I think we all know by now that the well-touted technology revolution has not given us more leisure time, nor made our lives easier, and it definitely has not made us happier, healthier or wealthier. It may have made some people extremely wealthy but they would have probably invented something else that would’ve made them rich if they hadn’t come up with all this computerised guff. And guff it is.
Technology should be quick, useful, easy and even easier to move on from. None of this waiting for 10 minutes for your computer to log on, the endless frustration of documents that won’t open, screens that freeze, work that disappears when the network crashes or money lost when hackers get your details.
Not only does technology dominate our lives from work, to play, to home but now we’re all so dependent on it, it’s started bossing us around. I could get used to my car telling me I’d left my headlights on, that’s actually useful. But telling me off for not having my seatbelt on, for having the keys in the ignition when the door’s open and for something else that I haven’t even worked out yet? I don’t think so.
My washing machine alerts the neighbourhood when I haven’t balanced the load properly. You can hear it two streets away telling everyone how hopeless I am at basic domestic chores. The microwave demands to have its door opened after it’s finished destroying all the enzymes in my food and the dishwasher trills an ode to how clever it is when it’s finished doing the dishes. And I’m really not in the mood for attitude from my fridge. If I leave the door open too long it starts up, gently at first, with a few warning bleeps. But if I don’t obey it’s request to close the door it really lets me have it. And I thought technology was supposed to help us, not dob us in!

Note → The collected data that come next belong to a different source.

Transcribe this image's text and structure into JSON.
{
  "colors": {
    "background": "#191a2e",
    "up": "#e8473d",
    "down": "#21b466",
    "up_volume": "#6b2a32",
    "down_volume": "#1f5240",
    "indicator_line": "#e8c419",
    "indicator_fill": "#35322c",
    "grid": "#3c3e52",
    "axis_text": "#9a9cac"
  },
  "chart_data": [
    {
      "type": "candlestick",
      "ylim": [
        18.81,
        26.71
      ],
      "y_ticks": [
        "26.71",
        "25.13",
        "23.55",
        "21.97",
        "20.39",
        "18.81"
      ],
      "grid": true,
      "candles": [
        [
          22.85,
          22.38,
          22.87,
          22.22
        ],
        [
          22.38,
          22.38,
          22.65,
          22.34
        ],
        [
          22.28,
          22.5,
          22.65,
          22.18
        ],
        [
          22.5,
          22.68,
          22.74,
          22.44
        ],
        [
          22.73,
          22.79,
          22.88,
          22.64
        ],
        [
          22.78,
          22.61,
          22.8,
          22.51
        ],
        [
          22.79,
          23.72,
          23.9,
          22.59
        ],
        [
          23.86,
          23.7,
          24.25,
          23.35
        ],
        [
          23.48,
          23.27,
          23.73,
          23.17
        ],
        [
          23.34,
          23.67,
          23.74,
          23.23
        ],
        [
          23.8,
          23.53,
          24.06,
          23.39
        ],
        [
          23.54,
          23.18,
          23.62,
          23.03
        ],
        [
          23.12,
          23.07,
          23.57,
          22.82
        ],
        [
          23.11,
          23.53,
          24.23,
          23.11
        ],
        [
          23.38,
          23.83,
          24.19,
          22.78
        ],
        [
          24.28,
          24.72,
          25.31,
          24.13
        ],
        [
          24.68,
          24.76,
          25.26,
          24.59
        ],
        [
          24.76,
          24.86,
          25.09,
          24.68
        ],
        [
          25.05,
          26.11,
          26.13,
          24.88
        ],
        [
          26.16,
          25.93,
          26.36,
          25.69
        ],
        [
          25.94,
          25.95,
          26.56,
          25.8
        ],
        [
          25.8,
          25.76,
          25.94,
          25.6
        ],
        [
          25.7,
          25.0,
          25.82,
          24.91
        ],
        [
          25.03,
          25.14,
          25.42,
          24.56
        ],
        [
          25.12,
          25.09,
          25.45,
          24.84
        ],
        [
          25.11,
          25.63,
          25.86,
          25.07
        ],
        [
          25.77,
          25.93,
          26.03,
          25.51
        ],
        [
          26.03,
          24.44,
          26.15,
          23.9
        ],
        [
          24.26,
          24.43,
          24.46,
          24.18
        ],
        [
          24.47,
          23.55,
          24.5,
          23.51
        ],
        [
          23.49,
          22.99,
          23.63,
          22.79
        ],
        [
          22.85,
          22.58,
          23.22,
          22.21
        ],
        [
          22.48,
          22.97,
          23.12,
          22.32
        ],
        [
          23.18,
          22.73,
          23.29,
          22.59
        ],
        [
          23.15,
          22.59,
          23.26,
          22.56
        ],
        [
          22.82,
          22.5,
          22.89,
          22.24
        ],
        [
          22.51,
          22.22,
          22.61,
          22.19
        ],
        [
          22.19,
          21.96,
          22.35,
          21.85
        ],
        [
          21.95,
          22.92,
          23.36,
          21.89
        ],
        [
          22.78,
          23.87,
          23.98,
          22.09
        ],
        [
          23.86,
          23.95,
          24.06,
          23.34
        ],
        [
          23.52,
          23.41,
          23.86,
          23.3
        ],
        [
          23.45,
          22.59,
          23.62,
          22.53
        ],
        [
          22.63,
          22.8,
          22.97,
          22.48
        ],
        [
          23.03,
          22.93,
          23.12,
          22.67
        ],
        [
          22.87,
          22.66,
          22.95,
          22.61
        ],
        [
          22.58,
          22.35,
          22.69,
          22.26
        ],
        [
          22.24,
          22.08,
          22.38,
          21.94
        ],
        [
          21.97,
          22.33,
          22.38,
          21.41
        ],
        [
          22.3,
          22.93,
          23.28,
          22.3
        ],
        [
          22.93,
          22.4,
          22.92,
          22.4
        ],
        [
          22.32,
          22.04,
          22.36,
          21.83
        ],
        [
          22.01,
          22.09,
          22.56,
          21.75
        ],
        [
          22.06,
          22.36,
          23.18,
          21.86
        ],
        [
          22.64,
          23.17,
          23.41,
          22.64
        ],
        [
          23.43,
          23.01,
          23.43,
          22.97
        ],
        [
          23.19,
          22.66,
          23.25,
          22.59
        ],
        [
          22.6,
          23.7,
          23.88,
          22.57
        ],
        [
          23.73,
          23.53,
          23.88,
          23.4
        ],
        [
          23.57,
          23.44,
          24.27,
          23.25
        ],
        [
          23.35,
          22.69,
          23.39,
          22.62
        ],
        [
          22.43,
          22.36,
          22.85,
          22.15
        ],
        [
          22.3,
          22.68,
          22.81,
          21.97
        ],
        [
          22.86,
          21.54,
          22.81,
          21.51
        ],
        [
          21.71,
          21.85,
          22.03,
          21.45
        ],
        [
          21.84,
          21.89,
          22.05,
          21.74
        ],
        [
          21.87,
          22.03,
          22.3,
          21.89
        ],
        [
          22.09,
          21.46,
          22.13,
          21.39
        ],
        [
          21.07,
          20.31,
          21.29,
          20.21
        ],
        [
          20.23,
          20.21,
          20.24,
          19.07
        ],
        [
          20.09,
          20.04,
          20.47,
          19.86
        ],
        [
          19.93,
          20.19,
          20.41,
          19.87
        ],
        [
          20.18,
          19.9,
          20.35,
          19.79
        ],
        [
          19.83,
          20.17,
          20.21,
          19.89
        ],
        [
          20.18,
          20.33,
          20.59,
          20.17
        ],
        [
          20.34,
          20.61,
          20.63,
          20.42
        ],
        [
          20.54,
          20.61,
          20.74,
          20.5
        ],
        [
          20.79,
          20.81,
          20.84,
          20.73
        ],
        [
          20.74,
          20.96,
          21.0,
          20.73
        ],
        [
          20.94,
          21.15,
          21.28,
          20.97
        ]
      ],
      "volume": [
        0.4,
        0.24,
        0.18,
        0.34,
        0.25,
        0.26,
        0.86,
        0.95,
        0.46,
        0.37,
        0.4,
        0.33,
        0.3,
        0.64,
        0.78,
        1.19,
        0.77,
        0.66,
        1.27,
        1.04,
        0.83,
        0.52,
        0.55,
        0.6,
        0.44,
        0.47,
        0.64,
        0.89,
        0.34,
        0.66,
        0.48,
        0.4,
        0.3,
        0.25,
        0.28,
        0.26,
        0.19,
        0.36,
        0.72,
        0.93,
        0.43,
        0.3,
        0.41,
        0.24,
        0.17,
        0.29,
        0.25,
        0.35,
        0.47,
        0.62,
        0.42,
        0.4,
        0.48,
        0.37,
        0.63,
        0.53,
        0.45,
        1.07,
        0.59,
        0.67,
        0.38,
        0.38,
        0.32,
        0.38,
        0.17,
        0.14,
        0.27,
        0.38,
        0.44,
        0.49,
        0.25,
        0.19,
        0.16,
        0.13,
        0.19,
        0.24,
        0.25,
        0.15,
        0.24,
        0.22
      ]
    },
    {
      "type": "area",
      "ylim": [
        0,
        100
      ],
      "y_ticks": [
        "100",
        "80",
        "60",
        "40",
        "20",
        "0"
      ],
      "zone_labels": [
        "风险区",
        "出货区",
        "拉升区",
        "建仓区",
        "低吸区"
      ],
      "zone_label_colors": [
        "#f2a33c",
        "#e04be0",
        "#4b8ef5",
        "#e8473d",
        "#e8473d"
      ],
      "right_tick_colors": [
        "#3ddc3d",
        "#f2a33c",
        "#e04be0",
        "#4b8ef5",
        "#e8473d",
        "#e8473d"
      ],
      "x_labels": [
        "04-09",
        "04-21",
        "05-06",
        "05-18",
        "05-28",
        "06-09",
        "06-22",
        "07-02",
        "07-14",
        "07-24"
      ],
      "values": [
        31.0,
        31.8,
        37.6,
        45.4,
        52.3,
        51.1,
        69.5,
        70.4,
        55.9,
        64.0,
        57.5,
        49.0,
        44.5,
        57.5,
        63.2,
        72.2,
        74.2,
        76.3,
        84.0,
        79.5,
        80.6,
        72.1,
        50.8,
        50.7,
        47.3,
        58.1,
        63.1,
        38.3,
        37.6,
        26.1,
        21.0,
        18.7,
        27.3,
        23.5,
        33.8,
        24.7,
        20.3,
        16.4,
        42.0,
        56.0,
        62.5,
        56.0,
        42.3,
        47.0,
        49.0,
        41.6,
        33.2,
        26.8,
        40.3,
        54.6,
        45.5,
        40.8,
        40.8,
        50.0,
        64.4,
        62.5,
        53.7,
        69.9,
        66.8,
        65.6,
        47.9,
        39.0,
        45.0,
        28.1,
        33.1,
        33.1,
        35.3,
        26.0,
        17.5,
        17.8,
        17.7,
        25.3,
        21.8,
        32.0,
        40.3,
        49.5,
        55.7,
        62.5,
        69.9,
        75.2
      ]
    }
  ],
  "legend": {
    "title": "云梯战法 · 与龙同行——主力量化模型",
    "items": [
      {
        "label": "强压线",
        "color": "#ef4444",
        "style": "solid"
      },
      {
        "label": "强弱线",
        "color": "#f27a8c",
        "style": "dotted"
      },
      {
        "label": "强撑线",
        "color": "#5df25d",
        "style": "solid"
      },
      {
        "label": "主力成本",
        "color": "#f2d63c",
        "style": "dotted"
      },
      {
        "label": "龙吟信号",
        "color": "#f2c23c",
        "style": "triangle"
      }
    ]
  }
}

Then there’s mobile phones. Smart phones. Yes, they are smart. Smarter than us. Think about it. Who’s the boss in your relationship with your phone? How many times do you leave it unanswered? When it tells you it has a text or a Twitter alert or a diary entry do you jump to attention? Even when you’re with company, even if you’re on a date with the person of your dreams, I bet that phone comes first.
Technology hasn’t set us free. Technology has enslaved us. Technology is the true opium of the masses. We’re all stoned out of our minds and totally hooked. And like all addictions it’s getting increasingly demanding and more time-consuming. It sucks us into a vortex that we can’t escape from and don’t want to. You hear it all the time. “I can’t live without my computer.” “I couldn’t function without my phone.” It’s the greatest trick there is. Why? Because it’s not true, and we all know it, but we want it to be true and we live as if it is. Totally techno-rogered.